Curlyjimsam wrote: ↑18 Feb 2019 14:14
In any case I don't think "people have no choice but to be at school, but do have a choice about university" can be anything more than a pretty partial explanation for why there are so few university-based stories, given that plenty of other genres don't involve characters who are required to be wherever it is the story needs them to be. So people generally become police officers or private investigators voluntarily, but we still have a detective genre.
But being a detective isn't the point of detective novels. Being a detective is not itself interesting, and there are very few stories about it (though there are a few). What's interesting (apparently) is murder (and to a lesser extent other violent and shocking crimes). The author wants to write about the murder, and the detective is just there because they're people closely associated with the investigation of murders.
This is why there are detective novels, but not traffic enforcement novels - not because the paperwork of being a detective is more interesting than the paperwork of regulating traffic, but because detectives are more likely to encounter murders (etc). That's where the interest is.

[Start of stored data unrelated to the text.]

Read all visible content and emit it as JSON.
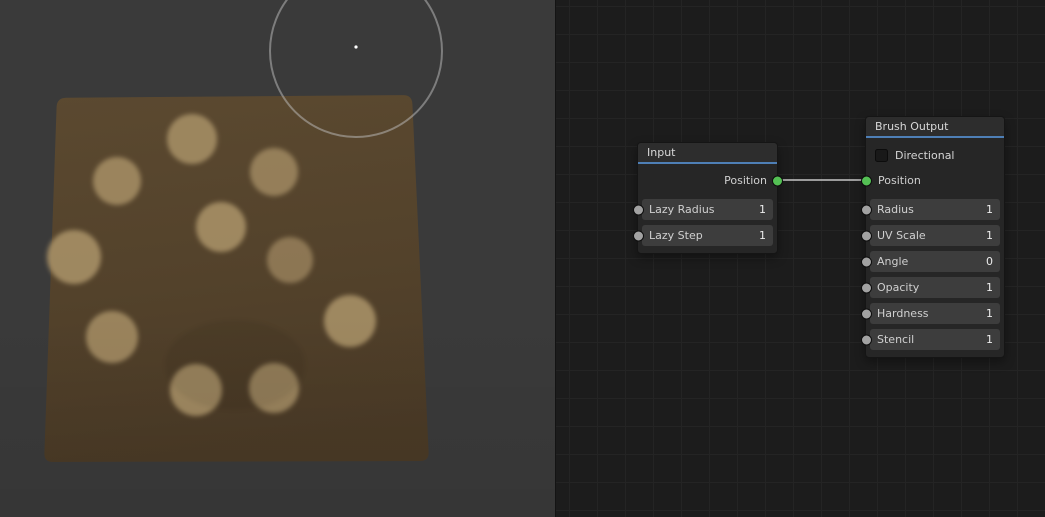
{
  "colors": {
    "accent_blue": "#4e7fb6",
    "socket_green": "#54c054",
    "socket_gray": "#a2a2a2",
    "wire": "#c6c6c6",
    "canvas_brown": "#53422b",
    "paint_dot_tan": "#a28b63"
  },
  "input_node": {
    "title": "Input",
    "output_label": "Position",
    "fields": [
      {
        "label": "Lazy Radius",
        "value": "1"
      },
      {
        "label": "Lazy Step",
        "value": "1"
      }
    ]
  },
  "brush_output_node": {
    "title": "Brush Output",
    "directional_label": "Directional",
    "directional_checked": false,
    "input_label": "Position",
    "fields": [
      {
        "label": "Radius",
        "value": "1"
      },
      {
        "label": "UV Scale",
        "value": "1"
      },
      {
        "label": "Angle",
        "value": "0"
      },
      {
        "label": "Opacity",
        "value": "1"
      },
      {
        "label": "Hardness",
        "value": "1"
      },
      {
        "label": "Stencil",
        "value": "1"
      }
    ]
  }
}
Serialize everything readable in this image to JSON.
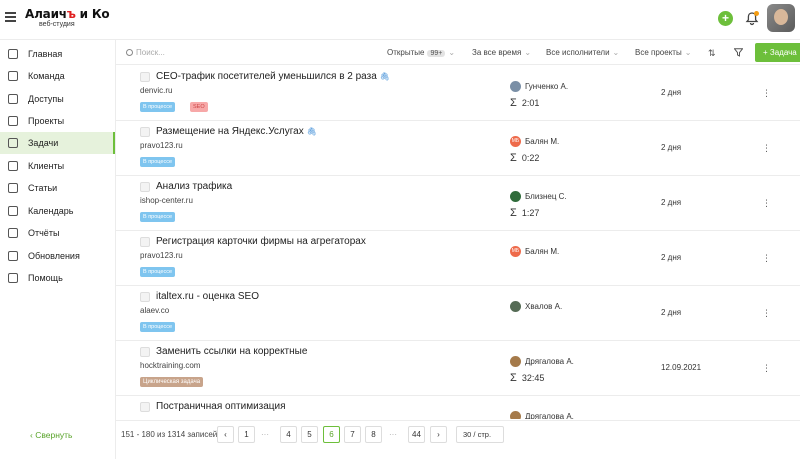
{
  "header": {
    "logo_name_a": "Алаич",
    "logo_name_b": "ъ",
    "logo_name_c": "и Ко",
    "logo_sub": "веб-студия",
    "add_icon": "plus-circle-icon",
    "bell_icon": "bell-icon"
  },
  "sidebar": {
    "items": [
      {
        "label": "Главная",
        "icon": "home-icon"
      },
      {
        "label": "Команда",
        "icon": "team-icon"
      },
      {
        "label": "Доступы",
        "icon": "key-icon"
      },
      {
        "label": "Проекты",
        "icon": "folder-icon"
      },
      {
        "label": "Задачи",
        "icon": "tasks-icon"
      },
      {
        "label": "Клиенты",
        "icon": "handshake-icon"
      },
      {
        "label": "Статьи",
        "icon": "article-icon"
      },
      {
        "label": "Календарь",
        "icon": "calendar-icon"
      },
      {
        "label": "Отчёты",
        "icon": "chart-icon"
      },
      {
        "label": "Обновления",
        "icon": "bulb-icon"
      },
      {
        "label": "Помощь",
        "icon": "globe-icon"
      }
    ],
    "active": "Задачи",
    "collapse_label": "‹ Свернуть"
  },
  "filters": {
    "search_placeholder": "Поиск...",
    "status": "Открытые",
    "status_count": "99+",
    "period": "За все время",
    "assignees": "Все исполнители",
    "projects": "Все проекты",
    "new_task": "+ Задача"
  },
  "tasks": [
    {
      "title": "СЕО-трафик посетителей уменьшился в 2 раза",
      "attachment": true,
      "site": "denvic.ru",
      "tags": [
        {
          "text": "В процессе",
          "color": "blue"
        },
        {
          "text": "SEO",
          "color": "red"
        }
      ],
      "assignee": "Гунченко А.",
      "time": "2:01",
      "due": "2 дня"
    },
    {
      "title": "Размещение на Яндекс.Услугах",
      "attachment": true,
      "site": "pravo123.ru",
      "tags": [
        {
          "text": "В процессе",
          "color": "blue"
        }
      ],
      "assignee": "Балян М.",
      "assignee_initials": "МБ",
      "time": "0:22",
      "due": "2 дня"
    },
    {
      "title": "Анализ трафика",
      "attachment": false,
      "site": "ishop-center.ru",
      "tags": [
        {
          "text": "В процессе",
          "color": "blue"
        }
      ],
      "assignee": "Близнец С.",
      "time": "1:27",
      "due": "2 дня"
    },
    {
      "title": "Регистрация карточки фирмы на агрегаторах",
      "attachment": false,
      "site": "pravo123.ru",
      "tags": [
        {
          "text": "В процессе",
          "color": "blue"
        }
      ],
      "assignee": "Балян М.",
      "assignee_initials": "МБ",
      "time": "",
      "due": "2 дня"
    },
    {
      "title": "italtex.ru - оценка SEO",
      "attachment": false,
      "site": "alaev.co",
      "tags": [
        {
          "text": "В процессе",
          "color": "blue"
        }
      ],
      "assignee": "Хвалов А.",
      "time": "",
      "due": "2 дня"
    },
    {
      "title": "Заменить ссылки на корректные",
      "attachment": false,
      "site": "hocktraining.com",
      "tags": [
        {
          "text": "Циклическая задача",
          "color": "brown"
        }
      ],
      "assignee": "Дрягалова А.",
      "time": "32:45",
      "due": "12.09.2021"
    },
    {
      "title": "Постраничная оптимизация",
      "attachment": false,
      "site": "",
      "tags": [],
      "assignee": "Дрягалова А.",
      "time": "",
      "due": ""
    }
  ],
  "pagination": {
    "summary": "151 - 180 из 1314 записей",
    "prev": "‹",
    "next": "›",
    "pages": [
      "1",
      "4",
      "5",
      "6",
      "7",
      "8",
      "44"
    ],
    "ellipsis": "···",
    "current": "6",
    "per_page": "30 / стр."
  },
  "colors": {
    "accent": "#6dbf3b",
    "tag_blue": "#7fc5ef",
    "tag_red": "#f7a8a8",
    "tag_brown": "#c8a48b",
    "assignee_mb": "#ee6a4a"
  }
}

Similarly, the point of education stories has never been how interesting it is to learn things - the joy of learning is almost always at best an incidental flavouring to these stories, and often is entirely absent. Instead, school stories are mostly driven by a) interpersonal conflict between students who cannot escape that conflict by avoiding each other, and b) them-and-us conflict between tyrannical authorities and rebellious students (who cannot evade the tyranny simply by avoiding it). When you put your students in university, where they can easily avoid their enemies and where teachers are less authoritarian and less individually powerful, a lot of that dynamic gets weakened.
In this sense, the closest analogy to the school story is the sitcom - coworkers or cohabitants are forced to spend time together despite the interpersonal conflicts that arise. The sitcom has to be comic, however, because adults have more agency - in reality, when things get to bad at work, you just change jobs. And indeed, sitcom elements are commonplace in school stories too*, but there you can ramp the drama up more without loosing plausibility.
A school is essentially a pressure cooker that produces drama.
[Actually the closest, near-exact, analogy is the prison story. This is less popular, perhaps because people don't as easily empathise with prisoners, and because it's more depressing. But it's still a more popular genre than the university story...]
*it's no coincidence that so many of the great school stories, from Billy Bunter and St Trinians up to Buffy, Freaks and Geeks and Veronica Mars, have been at least in part comedic.